A group of locals gathered that evening, as Abed explained that he would need people to conduct a survey, distribute goods, and offer medical care. Most had lived in the camps. They needed work and were eager to help. That night, Abed climbed a rickety ladder to sleep in the dusty storage loft above the shop.

In Sulla, most people struggled to subsist even in the best of times. Abed thought his efforts would at least help people get back on their feet. The next day, he hired about fifteen literate people from the area to conduct a survey of destroyed or severely damaged villages. He instructed them to go from household to household, recording answers to a precise set of questions: How many people remain in the family? How much land do they own, if any? How many rooms were in the houses they had had before the war? How many cows? How many boats? How much had been destroyed? Abed gave them hours of detailed instructions on how to collect and record data, along with how to verify it by checking with the neighbors, so that people did not claim to have had more than they did. Abed found a local man with a master’s degree and put him in charge. “Send me the completed survey sheets every two weeks by courier,” he told him.

On the way back to Dhaka, Abed stayed again at the Gulshan Hotel in Sylhet. The conditions were exactly the same, but this time he reveled in the relative luxury.

* * *

Back in Dhaka, Abed hired a group of students from Dhaka University to help him analyze the data arriving from Sulla. Ever the accountant, he showed them how to organize the information into tables indicating exactly how much the villagers had lost: how many cows, goats, houses, and so on. The organization still didn’t have an official name, but it presented a good face to the world. Abed was executive director. It looked good to have a trained accountant who had left his job at a multinational oil company and put his own savings into the effort. For the board of directors, he and Viquar recruited a group of eminent Bangladeshis with impeccable reputations. The poet and social activist Begum Sufia Kamal, an icon of the nationalist movement, served as board chair. They called themselves the Bangladesh Rehabilitation Assistance Committee.

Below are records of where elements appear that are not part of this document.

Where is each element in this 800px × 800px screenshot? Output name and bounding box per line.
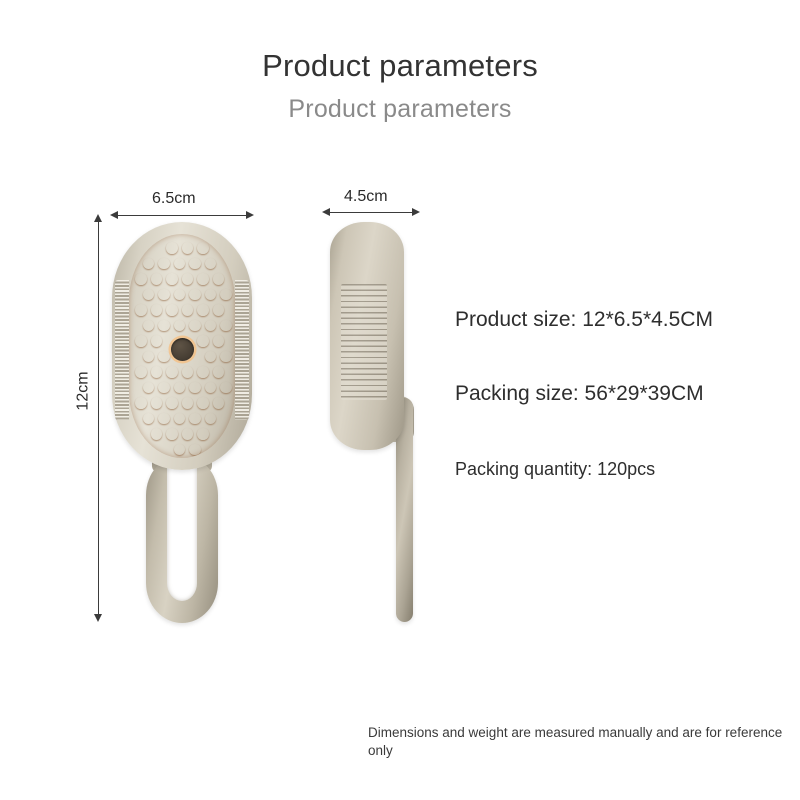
silicone-nub: [158, 413, 170, 425]
silicone-nub: [182, 428, 194, 440]
silicone-nub: [197, 273, 209, 285]
silicone-nub: [197, 335, 209, 347]
silicone-nub: [166, 428, 178, 440]
silicone-nub: [158, 382, 170, 394]
silicone-nub: [174, 382, 186, 394]
silicone-nub: [213, 273, 225, 285]
page-title: Product parameters: [0, 48, 800, 84]
product-parameters-image: Product parameters Product parameters 6.…: [0, 0, 800, 800]
silicone-nub: [220, 351, 232, 363]
spec-packing-quantity: Packing quantity: 120pcs: [455, 459, 655, 480]
silicone-nub: [213, 335, 225, 347]
silicone-nub: [197, 366, 209, 378]
silicone-nub: [151, 397, 163, 409]
silicone-nub: [174, 413, 186, 425]
arrow-head-top-front-height: [94, 214, 102, 222]
silicone-nub: [182, 397, 194, 409]
silicone-nub: [151, 366, 163, 378]
silicone-nub: [143, 382, 155, 394]
silicone-nub: [197, 304, 209, 316]
silicone-nub: [205, 351, 217, 363]
silicone-nub: [135, 273, 147, 285]
silicone-nub: [182, 242, 194, 254]
silicone-nub: [135, 366, 147, 378]
product-front-view: [112, 222, 252, 470]
silicone-nub: [143, 351, 155, 363]
silicone-nub: [205, 382, 217, 394]
arrow-head-right-front-width: [246, 211, 254, 219]
dimension-line-side-width: [330, 212, 412, 213]
comb-teeth-right: [235, 280, 249, 420]
dimension-label-front-height: 12cm: [75, 371, 93, 410]
silicone-nub: [205, 258, 217, 270]
dimension-label-side-width: 4.5cm: [344, 188, 388, 206]
silicone-nub: [166, 273, 178, 285]
spec-product-size: Product size: 12*6.5*4.5CM: [455, 308, 713, 332]
silicone-nub: [143, 413, 155, 425]
arrow-head-left-side-width: [322, 208, 330, 216]
bristle: [311, 228, 336, 235]
silicone-nub: [166, 242, 178, 254]
silicone-nub: [158, 320, 170, 332]
silicone-nub: [174, 320, 186, 332]
silicone-nub: [135, 304, 147, 316]
silicone-nub: [151, 304, 163, 316]
silicone-nub: [189, 289, 201, 301]
silicone-nub: [143, 289, 155, 301]
silicone-nub: [189, 413, 201, 425]
silicone-nub: [151, 273, 163, 285]
silicone-nub: [174, 444, 186, 456]
page-subtitle: Product parameters: [0, 95, 800, 124]
silicone-nub: [220, 382, 232, 394]
bristle: [309, 435, 336, 442]
silicone-nub: [151, 428, 163, 440]
silicone-nub: [189, 320, 201, 332]
silicone-nub: [220, 289, 232, 301]
silicone-nub: [166, 304, 178, 316]
silicone-nub: [158, 351, 170, 363]
grip-ridges-side: [341, 284, 387, 400]
silicone-nub: [182, 304, 194, 316]
silicone-nub: [182, 366, 194, 378]
silicone-nub: [213, 397, 225, 409]
silicone-nub: [158, 258, 170, 270]
silicone-nub: [197, 428, 209, 440]
arrow-head-bottom-front-height: [94, 614, 102, 622]
silicone-nub: [182, 273, 194, 285]
silicone-nub: [135, 397, 147, 409]
silicone-nub: [189, 258, 201, 270]
dimension-line-front-height: [98, 222, 99, 614]
silicone-nub: [205, 413, 217, 425]
silicone-nub: [197, 242, 209, 254]
spec-packing-size: Packing size: 56*29*39CM: [455, 382, 704, 406]
silicone-nub: [166, 397, 178, 409]
silicone-nub: [158, 289, 170, 301]
silicone-nub: [151, 335, 163, 347]
silicone-nub: [174, 258, 186, 270]
dimension-line-front-width: [118, 215, 246, 216]
silicone-nub: [205, 320, 217, 332]
silicone-nub: [205, 289, 217, 301]
product-handle-loop-front: [146, 455, 218, 623]
disclaimer-note: Dimensions and weight are measured manua…: [368, 724, 788, 760]
silicone-nub: [197, 397, 209, 409]
handle-loop-opening: [167, 449, 197, 601]
brush-body-side: [330, 222, 404, 450]
silicone-nub: [135, 335, 147, 347]
silicone-nub: [213, 366, 225, 378]
silicone-nub: [174, 289, 186, 301]
arrow-head-right-side-width: [412, 208, 420, 216]
arrow-head-left-front-width: [110, 211, 118, 219]
product-side-view: [300, 222, 416, 450]
silicone-nub: [143, 258, 155, 270]
silicone-nub: [143, 320, 155, 332]
steam-nozzle-hole: [171, 338, 194, 361]
comb-teeth-left: [115, 280, 129, 420]
silicone-nub: [189, 444, 201, 456]
dimension-label-front-width: 6.5cm: [152, 190, 196, 208]
silicone-nub: [220, 320, 232, 332]
silicone-nub: [166, 366, 178, 378]
silicone-nub: [213, 304, 225, 316]
silicone-nub: [189, 382, 201, 394]
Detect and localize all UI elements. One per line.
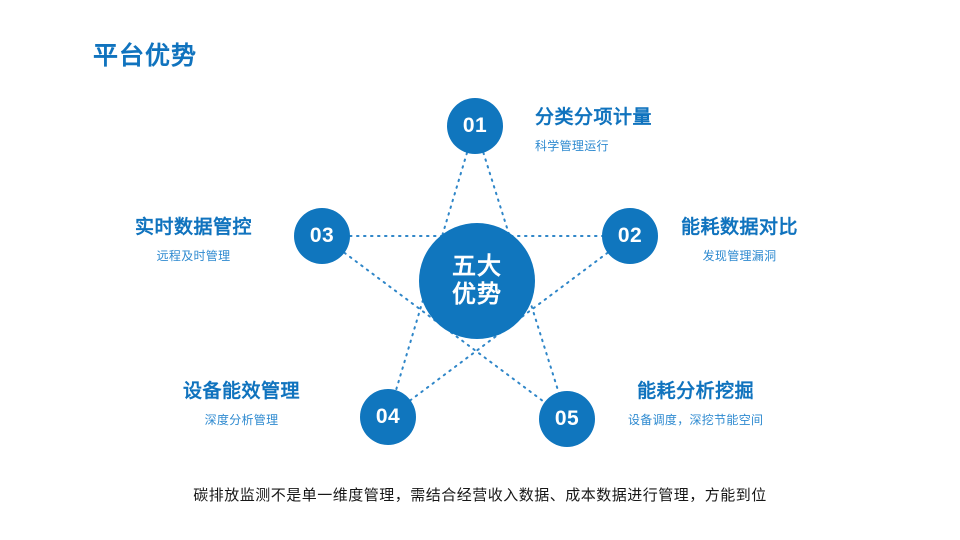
node-subtitle-01: 科学管理运行: [535, 139, 652, 154]
node-title-02: 能耗数据对比: [681, 216, 798, 240]
slide-canvas: 平台优势 五大 优势 01 02 03 04: [0, 0, 960, 540]
node-number-05: 05: [555, 407, 579, 431]
node-number-04: 04: [376, 405, 400, 429]
center-hub-line2: 优势: [452, 281, 502, 309]
node-number-03: 03: [310, 224, 334, 248]
node-circle-03[interactable]: 03: [294, 208, 350, 264]
node-number-02: 02: [618, 224, 642, 248]
node-label-01: 分类分项计量 科学管理运行: [535, 106, 652, 154]
node-subtitle-04: 深度分析管理: [183, 413, 300, 428]
node-circle-05[interactable]: 05: [539, 391, 595, 447]
node-label-04: 设备能效管理 深度分析管理: [183, 380, 300, 428]
center-hub: 五大 优势: [419, 223, 535, 339]
node-title-05: 能耗分析挖掘: [628, 380, 763, 404]
node-circle-04[interactable]: 04: [360, 389, 416, 445]
node-label-02: 能耗数据对比 发现管理漏洞: [681, 216, 798, 264]
node-subtitle-05: 设备调度，深挖节能空间: [628, 413, 763, 428]
node-number-01: 01: [463, 114, 487, 138]
node-title-01: 分类分项计量: [535, 106, 652, 130]
node-label-05: 能耗分析挖掘 设备调度，深挖节能空间: [628, 380, 763, 428]
node-title-04: 设备能效管理: [183, 380, 300, 404]
footer-caption: 碳排放监测不是单一维度管理，需结合经营收入数据、成本数据进行管理，方能到位: [0, 484, 960, 505]
node-circle-01[interactable]: 01: [447, 98, 503, 154]
node-subtitle-03: 远程及时管理: [135, 249, 252, 264]
node-circle-02[interactable]: 02: [602, 208, 658, 264]
node-title-03: 实时数据管控: [135, 216, 252, 240]
node-label-03: 实时数据管控 远程及时管理: [135, 216, 252, 264]
center-hub-line1: 五大: [452, 253, 502, 281]
node-subtitle-02: 发现管理漏洞: [681, 249, 798, 264]
five-advantages-diagram: 五大 优势 01 02 03 04 05 分类分项计量 科学管理运行 能耗数据对…: [0, 0, 960, 540]
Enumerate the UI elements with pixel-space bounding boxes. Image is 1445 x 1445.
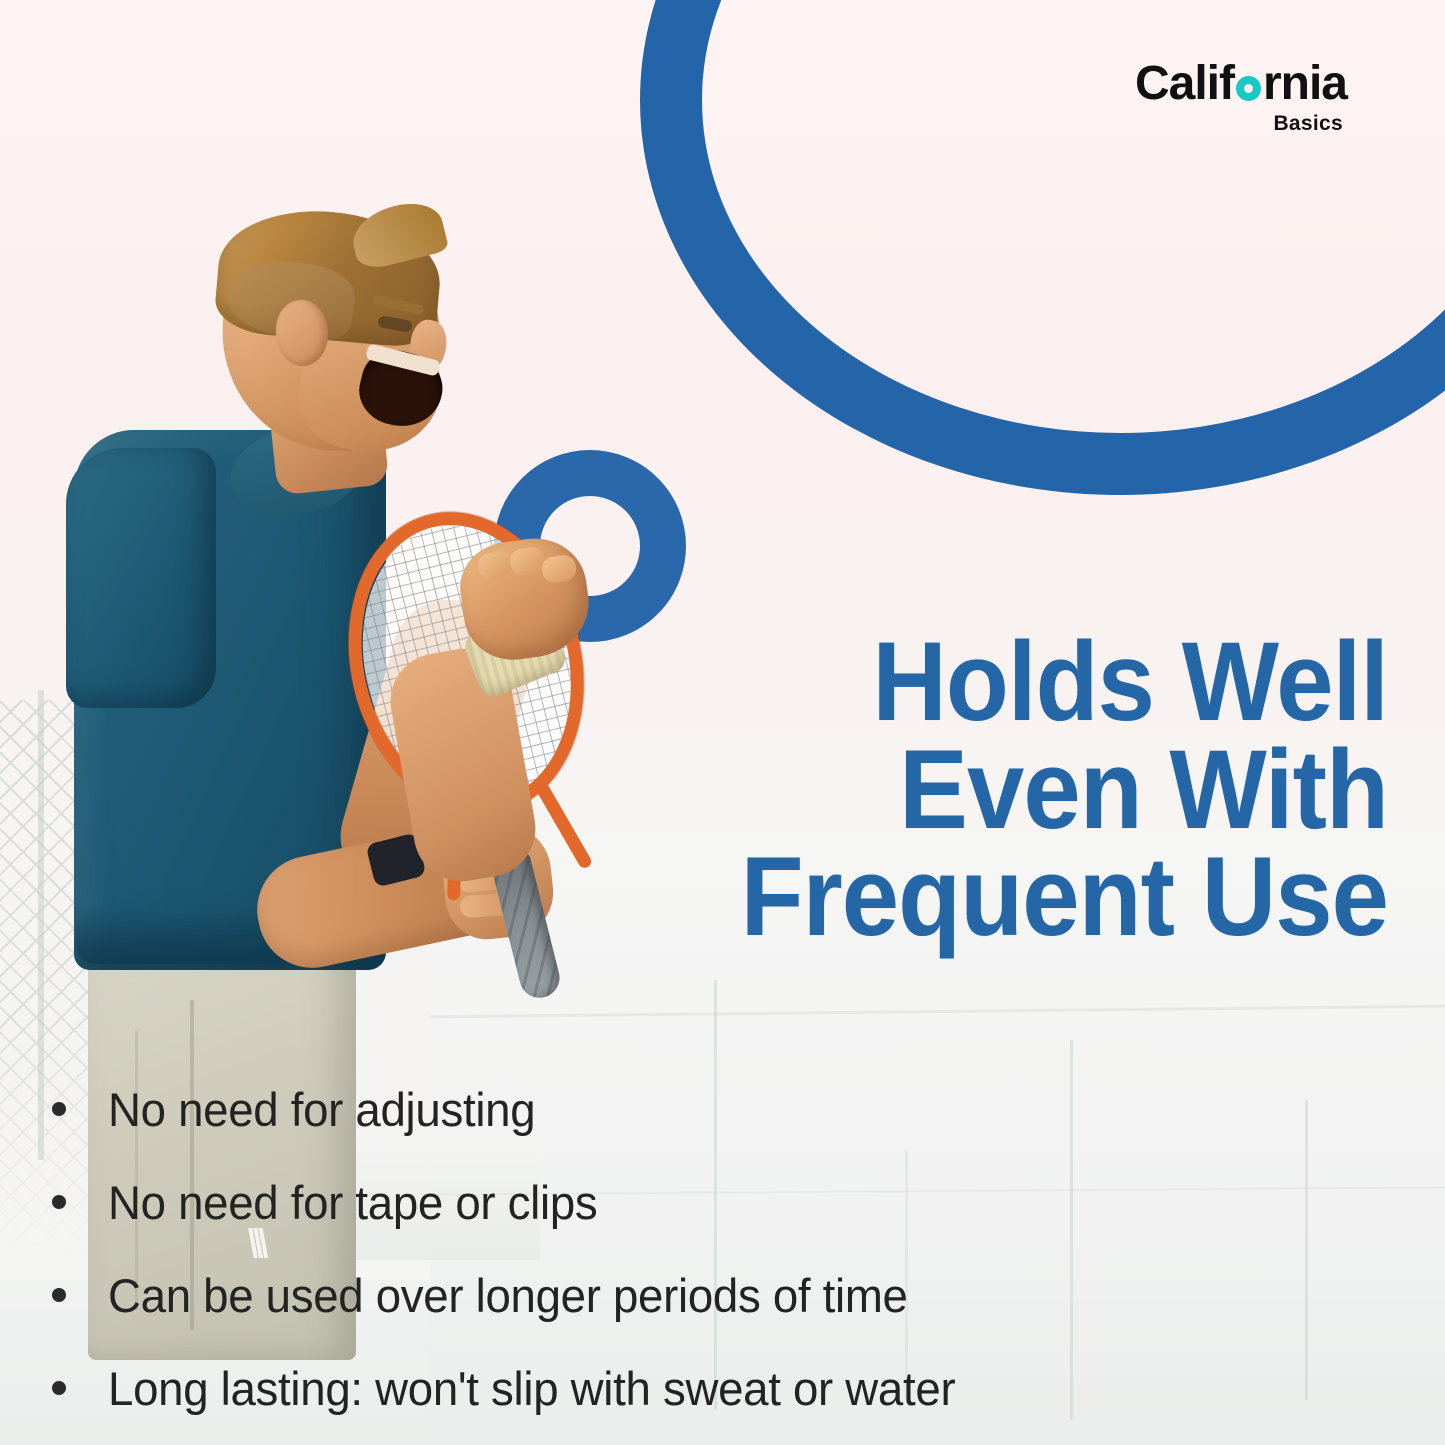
bullet-dot-icon: [52, 1381, 66, 1395]
bullet-dot-icon: [52, 1288, 66, 1302]
list-item: No need for adjusting: [52, 1082, 1232, 1175]
headline-line-3: Frequent Use: [578, 843, 1388, 951]
list-item: Can be used over longer periods of time: [52, 1268, 1232, 1361]
brand-logo-o-ring-icon: [1236, 76, 1261, 101]
feature-bullet-list: No need for adjusting No need for tape o…: [52, 1082, 1232, 1445]
list-item: Long lasting: won't slip with sweat or w…: [52, 1361, 1232, 1445]
bullet-dot-icon: [52, 1102, 66, 1116]
bullet-dot-icon: [52, 1195, 66, 1209]
headline-line-1: Holds Well: [578, 628, 1388, 736]
brand-logo-part-calif: Calif: [1135, 60, 1234, 108]
list-item: No need for tape or clips: [52, 1175, 1232, 1268]
headline-line-2: Even With: [578, 736, 1388, 844]
product-feature-banner: Calif rnia Basics Holds Well Even With F…: [0, 0, 1445, 1445]
brand-logo-wordmark: Calif rnia: [1135, 60, 1347, 108]
brand-logo-subtitle: Basics: [1135, 112, 1347, 136]
headline: Holds Well Even With Frequent Use: [578, 628, 1388, 951]
athlete-hair-spike: [347, 196, 450, 273]
feature-text: No need for adjusting: [108, 1082, 535, 1137]
feature-text: No need for tape or clips: [108, 1175, 597, 1230]
feature-text: Can be used over longer periods of time: [108, 1268, 908, 1323]
brand-logo: Calif rnia Basics: [1135, 60, 1347, 136]
fence-post: [1305, 1100, 1308, 1400]
feature-text: Long lasting: won't slip with sweat or w…: [108, 1361, 955, 1416]
brand-logo-part-rnia: rnia: [1263, 60, 1347, 108]
shirt-sleeve: [66, 448, 216, 708]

Viquar soon returned to London, leaving Abed alone at the helm. He still had the money from the sale of his half of the London house, plus $6,000 they had raised for Help Bangladesh. A representative of Oxfam, the British aid organization, told him they might be able to help. Using the Sulla survey data, Abed drafted a proposal for Oxfam to rebuild 6,500 houses, set up health clinics, build boats for fishermen, and more. In an internal Oxfam report dated March 16, 1972, Ken Bennett, the Oxfam overseas air director, wrote, “It is difficult to take an optimistic view of Bangladesh’s future.” Nonetheless, he noted his “favorable impression” of Abed and BRAC, which was “in the course of being registered” as a nonprofit organization. He recommended the approval of a grant of about $430,000.

On March 21, BRAC received its official registration. It was supposed to be a temporary relief effort, but Abed soon began to question the wisdom of this. Perhaps BRAC could replace a few thousand houses and farm tools, but would people’s lives be any different than before the war? He could go back to working for a multinational, but in Sulla, life would go on as it had for centuries, the landless tilling others’ soil with little to show for their efforts. What could the promise of liberation really mean to them? Theirs was not just a poverty of means but a poverty of freedom, opportunity, and self-worth. Relief work almost seemed futile in the face of it.

In the years to come, BRAC would grow—and grow, and grow. It is impossible to overstate Abed’s lifelong dedication to the cause, but if he were alive today, he would remind us of the hard work of millions of women like Sarabala. Along with other local women, she soon led the first BRAC group established in Anandapur, thus becoming, with Abed, one of the first leaders of BRAC.